126.96.36.199 CO2 Removal
For a constant sales gas CO2 specification, an increase in feed CO2 increases membrane area requirement and increases hydrocarbon losses (more CO2 must permeate, and so more hydrocarbons permeate). This is shown in Figure 6-32.
Fig. 6-32. Effect of CO2 removal.
Membrane area requirement is determined by the percentage of CO2 removal rather than the feed or sales gas CO2 specifications themselves.
For example, a system for reducing a feed CO2 content from 10% to 5% is similar in size to one reducing the feed from 50% to 25%, or one reducing a feed from 1% to 0.5%, if all have a CO2 removal requirement of about 50%.
Traditional solvent or absorbent-based CO2 technologies have the opposite limitation.
Their size is driven by the absolute amount of CO2 that must be removed. For example, a system for CO2 removal from 50% to 25% is substantially larger than one reducing CO2 from 1% to 0.5%. For this reason, using membranes for bulk CO2 removal and using traditional technologies for meeting low CO2 specifications makes a lot of sense. Depending on the application, either one or both of the technologies could be used.
An increase in CO2 content in feed gas of an existing membrane plant will results in sales gas with higher CO2 content. An additional membrane area can be installed to meet the sales gas CO2 content, although with increased hydrocarbon losses. For example, if heater capacity is available, the membranes can be operated at a higher temperature to also increase capacity.

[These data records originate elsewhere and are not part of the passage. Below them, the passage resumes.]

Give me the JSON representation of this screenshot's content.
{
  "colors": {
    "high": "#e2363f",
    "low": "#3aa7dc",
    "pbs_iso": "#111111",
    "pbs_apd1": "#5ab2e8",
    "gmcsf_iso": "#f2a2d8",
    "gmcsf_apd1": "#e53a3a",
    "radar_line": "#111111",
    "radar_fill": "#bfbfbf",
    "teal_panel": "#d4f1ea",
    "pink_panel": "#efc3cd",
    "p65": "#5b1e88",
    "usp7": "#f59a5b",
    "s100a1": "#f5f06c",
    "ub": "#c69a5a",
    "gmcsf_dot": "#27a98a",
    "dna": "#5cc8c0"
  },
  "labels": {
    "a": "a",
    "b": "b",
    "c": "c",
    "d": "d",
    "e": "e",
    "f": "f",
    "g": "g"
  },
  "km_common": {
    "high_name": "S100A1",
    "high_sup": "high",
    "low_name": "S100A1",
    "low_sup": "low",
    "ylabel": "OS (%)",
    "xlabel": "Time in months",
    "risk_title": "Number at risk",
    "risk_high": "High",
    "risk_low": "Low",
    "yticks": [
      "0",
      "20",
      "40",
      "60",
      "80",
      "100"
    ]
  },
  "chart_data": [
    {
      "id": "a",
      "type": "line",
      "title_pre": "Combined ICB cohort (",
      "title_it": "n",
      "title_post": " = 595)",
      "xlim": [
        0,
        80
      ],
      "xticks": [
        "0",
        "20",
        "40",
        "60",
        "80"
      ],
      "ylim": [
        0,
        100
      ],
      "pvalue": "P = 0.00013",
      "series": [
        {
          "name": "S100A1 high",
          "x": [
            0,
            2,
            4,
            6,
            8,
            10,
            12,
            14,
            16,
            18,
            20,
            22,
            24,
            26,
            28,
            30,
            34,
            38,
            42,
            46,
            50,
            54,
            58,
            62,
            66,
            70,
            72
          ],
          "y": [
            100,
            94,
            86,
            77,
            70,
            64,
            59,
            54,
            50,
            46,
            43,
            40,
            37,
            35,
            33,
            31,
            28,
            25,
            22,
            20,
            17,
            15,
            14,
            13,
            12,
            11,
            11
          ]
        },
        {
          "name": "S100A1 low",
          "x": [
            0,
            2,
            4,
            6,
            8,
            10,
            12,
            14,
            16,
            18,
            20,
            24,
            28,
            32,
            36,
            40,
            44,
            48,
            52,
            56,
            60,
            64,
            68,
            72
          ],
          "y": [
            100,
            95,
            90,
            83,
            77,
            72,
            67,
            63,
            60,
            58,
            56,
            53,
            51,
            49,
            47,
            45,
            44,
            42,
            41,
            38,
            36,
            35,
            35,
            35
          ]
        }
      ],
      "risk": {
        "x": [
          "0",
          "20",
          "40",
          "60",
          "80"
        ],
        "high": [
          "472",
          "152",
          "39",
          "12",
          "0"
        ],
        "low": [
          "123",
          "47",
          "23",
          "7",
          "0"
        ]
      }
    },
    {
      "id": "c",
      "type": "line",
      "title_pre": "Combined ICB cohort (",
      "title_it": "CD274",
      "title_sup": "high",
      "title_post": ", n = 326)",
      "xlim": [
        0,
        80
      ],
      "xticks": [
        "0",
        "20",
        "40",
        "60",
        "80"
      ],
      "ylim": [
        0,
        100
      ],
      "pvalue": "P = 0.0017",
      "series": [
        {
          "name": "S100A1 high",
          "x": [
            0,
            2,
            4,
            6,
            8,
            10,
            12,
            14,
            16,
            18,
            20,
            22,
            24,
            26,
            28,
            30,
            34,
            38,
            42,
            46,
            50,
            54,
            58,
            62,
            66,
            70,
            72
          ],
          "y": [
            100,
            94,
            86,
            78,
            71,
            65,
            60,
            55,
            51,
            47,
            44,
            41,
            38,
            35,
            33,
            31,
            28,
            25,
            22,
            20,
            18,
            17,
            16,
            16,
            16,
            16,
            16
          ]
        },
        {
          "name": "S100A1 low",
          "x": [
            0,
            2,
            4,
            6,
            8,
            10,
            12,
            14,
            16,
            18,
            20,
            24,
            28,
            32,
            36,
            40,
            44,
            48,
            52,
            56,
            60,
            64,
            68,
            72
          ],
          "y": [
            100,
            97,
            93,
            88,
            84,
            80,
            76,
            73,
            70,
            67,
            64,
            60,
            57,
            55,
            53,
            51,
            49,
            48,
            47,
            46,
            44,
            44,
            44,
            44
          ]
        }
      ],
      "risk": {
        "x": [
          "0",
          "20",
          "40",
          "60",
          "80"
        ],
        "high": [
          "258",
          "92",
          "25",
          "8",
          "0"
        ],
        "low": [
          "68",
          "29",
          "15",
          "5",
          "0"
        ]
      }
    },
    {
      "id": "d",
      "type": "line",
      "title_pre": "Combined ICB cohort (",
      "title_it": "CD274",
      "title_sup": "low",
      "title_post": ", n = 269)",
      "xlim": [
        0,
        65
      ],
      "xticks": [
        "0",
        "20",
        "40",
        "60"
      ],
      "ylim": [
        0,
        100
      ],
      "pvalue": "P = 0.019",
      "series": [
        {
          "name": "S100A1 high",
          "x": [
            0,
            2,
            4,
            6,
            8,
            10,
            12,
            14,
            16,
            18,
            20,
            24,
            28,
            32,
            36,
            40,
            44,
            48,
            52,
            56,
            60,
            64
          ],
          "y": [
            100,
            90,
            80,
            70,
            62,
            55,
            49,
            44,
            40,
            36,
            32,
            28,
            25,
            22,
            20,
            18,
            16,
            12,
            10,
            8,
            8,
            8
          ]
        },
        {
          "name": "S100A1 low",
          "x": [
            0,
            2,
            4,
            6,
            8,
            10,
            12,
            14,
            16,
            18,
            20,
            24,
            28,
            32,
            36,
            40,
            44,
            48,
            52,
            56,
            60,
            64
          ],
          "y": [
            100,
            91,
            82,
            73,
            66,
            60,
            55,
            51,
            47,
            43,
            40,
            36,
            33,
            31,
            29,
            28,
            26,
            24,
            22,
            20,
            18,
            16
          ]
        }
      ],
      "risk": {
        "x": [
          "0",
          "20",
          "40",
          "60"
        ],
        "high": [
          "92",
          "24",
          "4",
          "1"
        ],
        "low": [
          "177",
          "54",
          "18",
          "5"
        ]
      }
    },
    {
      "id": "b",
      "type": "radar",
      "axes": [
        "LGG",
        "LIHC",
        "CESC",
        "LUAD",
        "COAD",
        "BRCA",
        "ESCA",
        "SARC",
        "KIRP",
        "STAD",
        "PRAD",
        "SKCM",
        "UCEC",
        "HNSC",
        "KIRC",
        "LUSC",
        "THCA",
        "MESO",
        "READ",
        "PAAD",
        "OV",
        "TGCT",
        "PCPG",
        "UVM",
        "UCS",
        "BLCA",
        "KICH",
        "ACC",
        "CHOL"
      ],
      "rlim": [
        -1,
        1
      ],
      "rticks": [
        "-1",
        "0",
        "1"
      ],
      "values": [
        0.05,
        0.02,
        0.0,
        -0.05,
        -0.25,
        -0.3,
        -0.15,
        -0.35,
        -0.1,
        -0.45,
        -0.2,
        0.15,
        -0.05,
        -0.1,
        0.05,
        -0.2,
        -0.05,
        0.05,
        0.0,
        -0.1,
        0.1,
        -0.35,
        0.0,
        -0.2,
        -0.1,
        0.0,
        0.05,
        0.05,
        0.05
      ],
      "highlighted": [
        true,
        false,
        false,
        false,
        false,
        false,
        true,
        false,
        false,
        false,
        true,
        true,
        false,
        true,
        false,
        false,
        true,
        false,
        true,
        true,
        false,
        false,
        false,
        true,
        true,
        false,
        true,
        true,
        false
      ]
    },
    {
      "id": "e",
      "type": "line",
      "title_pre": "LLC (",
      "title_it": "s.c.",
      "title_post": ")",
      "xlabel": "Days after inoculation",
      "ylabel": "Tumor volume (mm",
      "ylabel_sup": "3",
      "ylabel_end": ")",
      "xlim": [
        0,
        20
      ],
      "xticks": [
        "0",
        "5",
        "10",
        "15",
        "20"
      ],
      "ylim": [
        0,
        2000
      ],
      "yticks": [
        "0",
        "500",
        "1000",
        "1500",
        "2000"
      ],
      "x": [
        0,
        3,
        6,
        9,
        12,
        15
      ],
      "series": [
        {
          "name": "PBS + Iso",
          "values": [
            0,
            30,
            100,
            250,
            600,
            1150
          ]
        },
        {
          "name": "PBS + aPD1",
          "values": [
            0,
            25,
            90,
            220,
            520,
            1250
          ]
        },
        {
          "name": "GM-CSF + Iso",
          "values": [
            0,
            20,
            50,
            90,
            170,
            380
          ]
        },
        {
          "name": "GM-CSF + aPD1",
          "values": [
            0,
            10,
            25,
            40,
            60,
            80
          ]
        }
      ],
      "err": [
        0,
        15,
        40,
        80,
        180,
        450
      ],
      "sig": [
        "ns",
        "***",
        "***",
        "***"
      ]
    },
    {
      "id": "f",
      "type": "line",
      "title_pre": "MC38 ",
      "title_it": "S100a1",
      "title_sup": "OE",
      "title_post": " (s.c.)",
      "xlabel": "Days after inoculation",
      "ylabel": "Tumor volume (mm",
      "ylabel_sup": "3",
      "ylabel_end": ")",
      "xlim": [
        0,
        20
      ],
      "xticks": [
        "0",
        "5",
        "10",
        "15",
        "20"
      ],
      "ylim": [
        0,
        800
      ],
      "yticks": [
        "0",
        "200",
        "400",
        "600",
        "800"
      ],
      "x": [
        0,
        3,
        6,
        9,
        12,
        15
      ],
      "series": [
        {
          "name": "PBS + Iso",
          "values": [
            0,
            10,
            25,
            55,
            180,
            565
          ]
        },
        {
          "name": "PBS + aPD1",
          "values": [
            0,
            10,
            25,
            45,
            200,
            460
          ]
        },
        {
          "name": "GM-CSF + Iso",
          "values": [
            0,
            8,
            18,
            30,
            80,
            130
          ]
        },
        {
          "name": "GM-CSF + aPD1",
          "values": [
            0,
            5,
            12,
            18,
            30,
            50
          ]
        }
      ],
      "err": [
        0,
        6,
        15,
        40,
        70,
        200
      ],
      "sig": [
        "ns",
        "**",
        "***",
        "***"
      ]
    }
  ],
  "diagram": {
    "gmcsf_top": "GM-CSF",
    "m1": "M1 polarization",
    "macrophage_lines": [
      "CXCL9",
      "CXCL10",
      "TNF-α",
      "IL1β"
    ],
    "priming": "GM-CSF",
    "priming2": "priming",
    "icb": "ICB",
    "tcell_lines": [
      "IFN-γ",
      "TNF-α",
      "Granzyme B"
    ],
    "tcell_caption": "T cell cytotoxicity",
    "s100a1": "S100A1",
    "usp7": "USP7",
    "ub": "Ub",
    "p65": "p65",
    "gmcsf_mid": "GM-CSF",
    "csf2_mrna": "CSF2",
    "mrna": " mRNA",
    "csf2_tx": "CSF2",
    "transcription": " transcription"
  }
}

If an existing non-membrane system must be de-bottlenecked, installing a bulk CO2 removal system upstream of it makes good sense.
188.8.131.52 Environmental Regulations
Environmental regulations dictate what can be done with the permeate gas, specifically whether it can be vented (cold or hot vent) to the atmosphere or flared either directly or catalytically. Ninety five to ninety nine percent CO2 yields low Btu/scf content (flare requires a minimum of 250 Btu/scf to burn).
Location often dictates a number of other issues, such as space and weight restrictions, level of automation, level of spares that should be available, and single versus multistage operation.
Fuel requirements can be obtained upstream of the membrane system, downstream of the pretreatment system, downstream of the membrane, and from the recycle loop in multistage systems.